Brasil: Consumo de vape entre jovens de 13 a 17 anos chega a 29,6%, diz IBGE

Os dados da Pesquisa Nacional de Saúde do Escolar de 2024 (PeNSE), do IBGE, revelam que 29,6% dos estudantes brasileiros entre 13 e 17 anos já experimentaram cigarros eletrônicos (vapes ou pods). O índice aponta um salto expressivo em comparação a 2019, quando o percentual era de 16,8%. A venda, importação e propaganda desses dispositivos são proibidas no Brasil pela Anvisa desde 2009.

Segundo a Dra. Jaqueline Scholz, diretora do Programa de Tratamento do Tabagismo do InCor (USP), os dispositivos ganharam espaço sob uma “fantasia de segurança” criada pela indústria. No entanto, os e-cigarettes utilizam sal de nicotina sintético, que possui alto poder de adicção (vício), e trazem mais de 2.000 substâncias e metais pesados.

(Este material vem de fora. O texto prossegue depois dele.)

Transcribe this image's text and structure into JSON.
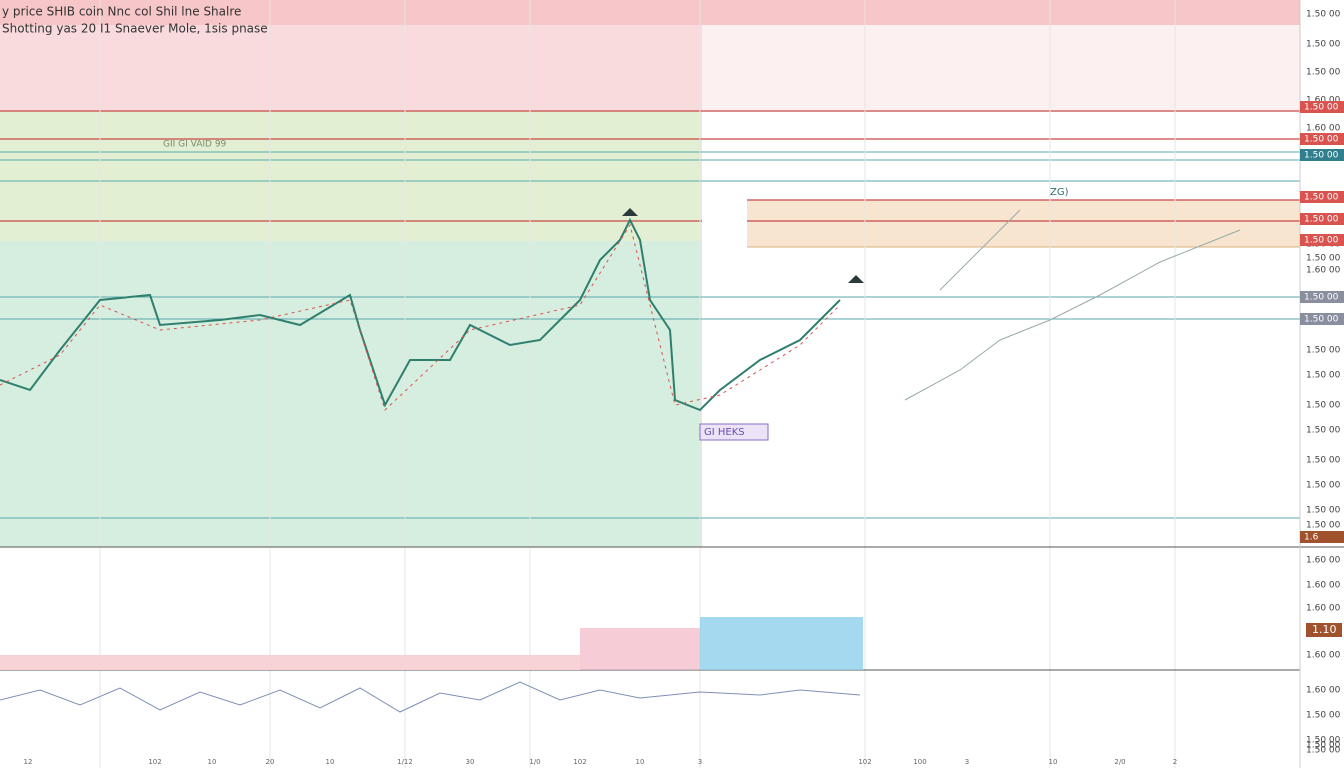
{
  "header": {
    "title": "y price SHIB coin Nnc col Shil lne Shalre",
    "subtitle": "Shotting yas 20 I1 Snaever Mole, 1sis pnase"
  },
  "chart_labels": {
    "box_label": "GI HEKS",
    "target_label": "ZG)",
    "zone_label": "GII GI VAID 99"
  },
  "price_axis": [
    "1.50 00",
    "1.50 00",
    "1.50 00",
    "1.60 00",
    "1.60 00",
    "1.50 00",
    "1.50 00",
    "1.60 00",
    "1.50 00",
    "1.50 00",
    "1.50 00",
    "1.50 00",
    "1.50 00",
    "1.50 00",
    "1.50 00",
    "1.50 00",
    "1.50 00"
  ],
  "price_tags": [
    {
      "text": "1.50 00",
      "kind": "red"
    },
    {
      "text": "1.50 00",
      "kind": "red"
    },
    {
      "text": "1.50 00",
      "kind": "teal"
    },
    {
      "text": "1.50 00",
      "kind": "red"
    },
    {
      "text": "1.50 00",
      "kind": "red"
    },
    {
      "text": "1.50 00",
      "kind": "red"
    },
    {
      "text": "1.50 00",
      "kind": "gray"
    },
    {
      "text": "1.50 00",
      "kind": "gray"
    },
    {
      "text": "1.6",
      "kind": "brown"
    }
  ],
  "lower_axis": [
    "1.60 00",
    "1.60 00",
    "1.60 00",
    "1.60 00",
    "1.60 00",
    "1.50 00",
    "1.50 00",
    "1.50 00",
    "1.50 00"
  ],
  "lower_tag": "1.10",
  "time_axis": [
    "12",
    "102",
    "10",
    "20",
    "10",
    "1/12",
    "30",
    "1/0",
    "102",
    "10",
    "3",
    "102",
    "100",
    "3",
    "10",
    "2/0",
    "2"
  ]
}
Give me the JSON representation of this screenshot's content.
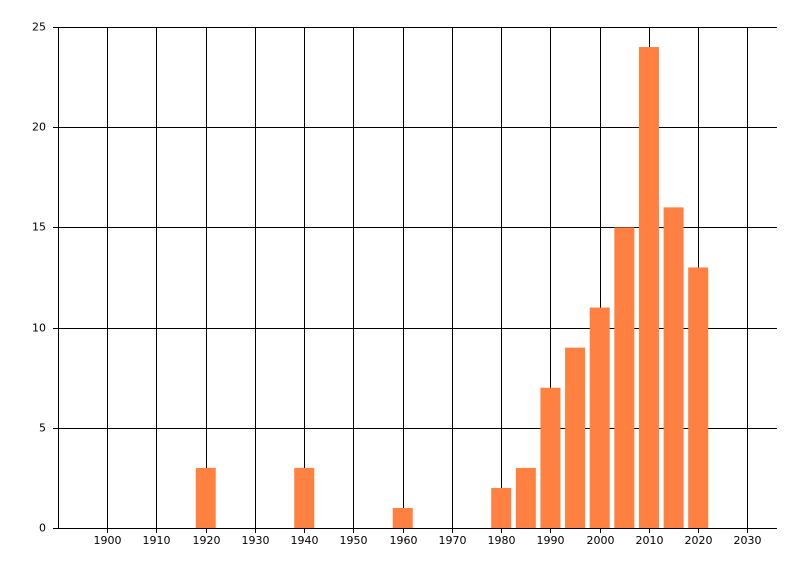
{
  "chart_data": {
    "type": "bar",
    "x": [
      1920,
      1940,
      1960,
      1980,
      1985,
      1990,
      1995,
      2000,
      2005,
      2010,
      2015,
      2020
    ],
    "values": [
      3,
      3,
      1,
      2,
      3,
      7,
      9,
      11,
      15,
      24,
      16,
      13
    ],
    "color": "#ff8040",
    "xlim": [
      1890,
      2036
    ],
    "xticks": [
      1900,
      1910,
      1920,
      1930,
      1940,
      1950,
      1960,
      1970,
      1980,
      1990,
      2000,
      2010,
      2020,
      2030
    ],
    "ylim": [
      0,
      25
    ],
    "yticks": [
      0,
      5,
      10,
      15,
      20,
      25
    ],
    "grid": true
  }
}
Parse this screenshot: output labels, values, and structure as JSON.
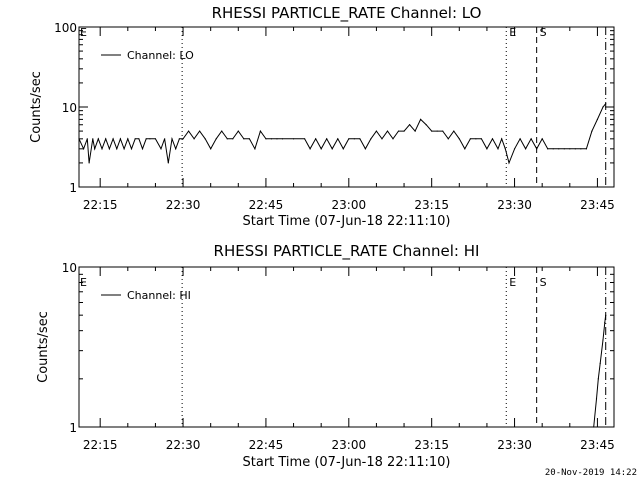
{
  "chart_data": [
    {
      "type": "line",
      "title": "RHESSI PARTICLE_RATE Channel: LO",
      "xlabel": "Start Time (07-Jun-18 22:11:10)",
      "ylabel": "Counts/sec",
      "yscale": "log",
      "ylim": [
        1,
        100
      ],
      "xlim": [
        "22:11:10",
        "23:48:00"
      ],
      "x_ticks": [
        "22:15",
        "22:30",
        "22:45",
        "23:00",
        "23:15",
        "23:30",
        "23:45"
      ],
      "y_ticks": [
        "1",
        "10",
        "100"
      ],
      "legend": {
        "label": "Channel: LO",
        "placement": "top-left"
      },
      "markers": [
        {
          "label": "",
          "time": "22:29:50",
          "style": "dotted"
        },
        {
          "label": "E",
          "time": "23:28:30",
          "style": "dotted"
        },
        {
          "label": "S",
          "time": "23:34:00",
          "style": "dashed"
        },
        {
          "label": "",
          "time": "23:46:30",
          "style": "dash-dot"
        }
      ],
      "corner_label": "E",
      "series": [
        {
          "x": [
            "22:11:10",
            "22:12:00",
            "22:12:40",
            "22:13:00",
            "22:13:40",
            "22:14:00",
            "22:14:40",
            "22:15:20",
            "22:16:00",
            "22:16:40",
            "22:17:20",
            "22:18:00",
            "22:18:40",
            "22:19:20",
            "22:20:00",
            "22:20:40",
            "22:21:20",
            "22:22:00",
            "22:22:40",
            "22:23:20",
            "22:24:00",
            "22:25:00",
            "22:26:00",
            "22:26:40",
            "22:27:20",
            "22:28:00",
            "22:28:40",
            "22:29:20",
            "22:30:00",
            "22:31:00",
            "22:32:00",
            "22:33:00",
            "22:34:00",
            "22:35:00",
            "22:36:00",
            "22:37:00",
            "22:38:00",
            "22:39:00",
            "22:40:00",
            "22:41:00",
            "22:42:00",
            "22:43:00",
            "22:44:00",
            "22:45:00",
            "22:46:00",
            "22:47:00",
            "22:48:00",
            "22:50:00",
            "22:52:00",
            "22:53:00",
            "22:54:00",
            "22:55:00",
            "22:56:00",
            "22:57:00",
            "22:58:00",
            "22:59:00",
            "23:00:00",
            "23:01:00",
            "23:02:00",
            "23:03:00",
            "23:04:00",
            "23:05:00",
            "23:06:00",
            "23:07:00",
            "23:08:00",
            "23:09:00",
            "23:10:00",
            "23:11:00",
            "23:12:00",
            "23:13:00",
            "23:14:00",
            "23:15:00",
            "23:16:00",
            "23:17:00",
            "23:18:00",
            "23:19:00",
            "23:20:00",
            "23:21:00",
            "23:22:00",
            "23:23:00",
            "23:24:00",
            "23:25:00",
            "23:26:00",
            "23:27:00",
            "23:27:40",
            "23:28:20",
            "23:29:00",
            "23:30:00",
            "23:31:00",
            "23:32:00",
            "23:33:00",
            "23:34:00",
            "23:35:00",
            "23:36:00",
            "23:37:00",
            "23:38:00",
            "23:39:00",
            "23:40:00",
            "23:41:00",
            "23:42:00",
            "23:43:00",
            "23:44:00",
            "23:45:00",
            "23:46:00",
            "23:46:30"
          ],
          "y": [
            4,
            3,
            4,
            2,
            4,
            3,
            4,
            3,
            4,
            3,
            4,
            3,
            4,
            3,
            4,
            3,
            4,
            4,
            3,
            4,
            4,
            4,
            3,
            4,
            2,
            4,
            3,
            4,
            4,
            5,
            4,
            5,
            4,
            3,
            4,
            5,
            4,
            4,
            5,
            4,
            4,
            3,
            5,
            4,
            4,
            4,
            4,
            4,
            4,
            3,
            4,
            3,
            4,
            3,
            4,
            3,
            4,
            4,
            4,
            3,
            4,
            5,
            4,
            5,
            4,
            5,
            5,
            6,
            5,
            7,
            6,
            5,
            5,
            5,
            4,
            5,
            4,
            3,
            4,
            4,
            4,
            3,
            4,
            3,
            4,
            3,
            2,
            3,
            4,
            3,
            4,
            3,
            4,
            3,
            3,
            3,
            3,
            3,
            3,
            3,
            3,
            5,
            7,
            10,
            11
          ]
        }
      ]
    },
    {
      "type": "line",
      "title": "RHESSI PARTICLE_RATE Channel: HI",
      "xlabel": "Start Time (07-Jun-18 22:11:10)",
      "ylabel": "Counts/sec",
      "yscale": "log",
      "ylim": [
        1,
        10
      ],
      "xlim": [
        "22:11:10",
        "23:48:00"
      ],
      "x_ticks": [
        "22:15",
        "22:30",
        "22:45",
        "23:00",
        "23:15",
        "23:30",
        "23:45"
      ],
      "y_ticks": [
        "1",
        "10"
      ],
      "legend": {
        "label": "Channel: HI",
        "placement": "top-left"
      },
      "markers": [
        {
          "label": "",
          "time": "22:29:50",
          "style": "dotted"
        },
        {
          "label": "E",
          "time": "23:28:30",
          "style": "dotted"
        },
        {
          "label": "S",
          "time": "23:34:00",
          "style": "dashed"
        },
        {
          "label": "",
          "time": "23:46:30",
          "style": "dash-dot"
        }
      ],
      "corner_label": "E",
      "series": [
        {
          "x": [
            "23:44:20",
            "23:44:50",
            "23:45:10",
            "23:45:30",
            "23:46:00",
            "23:46:20",
            "23:46:30"
          ],
          "y": [
            1,
            1.5,
            2,
            2.5,
            3.5,
            4.5,
            5
          ]
        }
      ]
    }
  ],
  "footer": {
    "timestamp": "20-Nov-2019 14:22"
  },
  "colors": {
    "background": "#ffffff",
    "ink": "#000000"
  }
}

O design tecnológico, as cores atraentes e os sabores adocicados são estratégias focadas diretamente no público jovem. Para os pais, o isolamento e o desinteresse por esportes são sinais de alerta.

Devido à epidemia de consumo infantojuvenil, países que antes incentivavam o vape mudaram de postura. Em 2026, o Reino Unido aprovou uma lei histórica que proíbe vitaliciamente a venda de cigarros para nascidos a partir de 2009, além de restringir o uso de vaporizadores perto de escolas e hospitais.

Entre os ricos do uso do vape estão o aumento de pressão arterial e frequência cardíaca, elevando riscos de infarto e AVC. Além disso também ocorrem danos pulmonares e bucais e a alteração da plasticidade cerebral, duplicando as chances de distúrbios de ansiedade e depressão.

O tratamento para cessação baseia-se em um tripé: suporte à saúde mental (para acolher a ansiedade), medicamentos adequados (para conter a abstinência) e a técnica comportamental do Fumar Restrito, que obriga o paciente a usar o dispositivo isolado e sem estímulos, quebrando o hábito automático.